Okay - in a normal person's world, "*this*" is not all all strange. But in my world, it is journal worthy.
I just got an email from my Mum. It is well written and thoughtful. And it made me smile.
In other, more normal (for me) news - I have MRI day on Tuesday. Saw neurologist Thursday, and "failed" the little tests they do. It's like a US sobriety test on steroids. I hate MRIs, because the contrast makes me want to vomit. Took a day off work knowing that is in the wind.
Spoke with my brother today, as there won't really be good, face-to-face moment to tell him about my physical state. That wasn't a great chat to inflict on him... but still good whenever I speak with him.
And my boss has been thinking emergency plans, same as me. When I first was told that, yes - we are back in neurologist land, I had a chat with boss about me needing to train someone on handover client. Because I'll have times like now when I just need to take the first MRI appointment I can get.
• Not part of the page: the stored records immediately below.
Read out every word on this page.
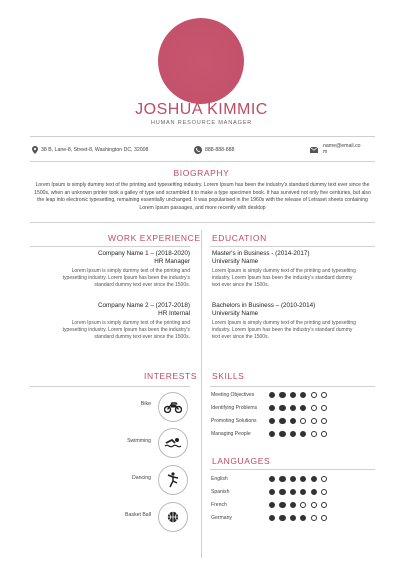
JOSHUA KIMMIC
HUMAN RESOURCE MANAGER
38 B, Lane-8, Street-8, Washington DC, 32008	888-888-888
name@email.co
m
BIOGRAPHY
Lorem Ipsum is simply dummy text of the printing and typesetting industry. Lorem Ipsum has been the industry's standard dummy text ever since the 1500s, when an unknown printer took a galley of type and scrambled it to make a type specimen book. It has survived not only five centuries, but also the leap into electronic typesetting, remaining essentially unchanged. It was popularised in the 1960s with the release of Letraset sheets containing Lorem Ipsum passages, and more recently with desktop
WORK EXPERIENCE
Company Name 1 – (2018-2020)
HR Manager
Lorem Ipsum is simply dummy text of the printing and typesetting industry. Lorem Ipsum has been the industry's standard dummy text ever since the 1500s.
Company Name 2 – (2017-2018)
HR Internal
Lorem Ipsum is simply dummy text of the printing and typesetting industry. Lorem Ipsum has been the industry's standard dummy text ever since the 1500s.
EDUCATION
Master's in Business - (2014-2017)
University Name
Lorem Ipsum is simply dummy text of the printing and typesetting industry. Lorem Ipsum has been the industry's standard dummy text ever since the 1500s.
Bachelors in Business – (2010-2014)
University Name
Lorem Ipsum is simply dummy text of the printing and typesetting industry. Lorem Ipsum has been the industry's standard dummy text ever since the 1500s.
INTERESTS
Bike
Swimming
Dancing
Basket Ball
SKILLS
Meeting Objectives
Identifying Problems
Promoting Solutions
Managing People
LANGUAGES
English
Spanish
French
Germany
Now she has floated the work from home possibility, which had also been in my mind in case of emergency. I need to move out of where I am first, anyway, since I need a stable and connected environment for the IT set up. If I need to go that way.
Today I am doing what I shouldn't... work at home. I have been given the written instructions for hand over client. Unless you already know how to do everything... they are shit. Full of acronyms, no differentiation between what client does and what we do. Instructions for one process in the middle of another process with nothing to say they are for a different thing. And if you follow them not knowing... you would do some really messed up things which would see invoicing go right up shit creek.
More positively - the rest of the team are in the same office as us, in some next door rooms. I am very happy with this, especially since NLP Guy knows how to use the coffee machine and brings me surprise cappuccinos.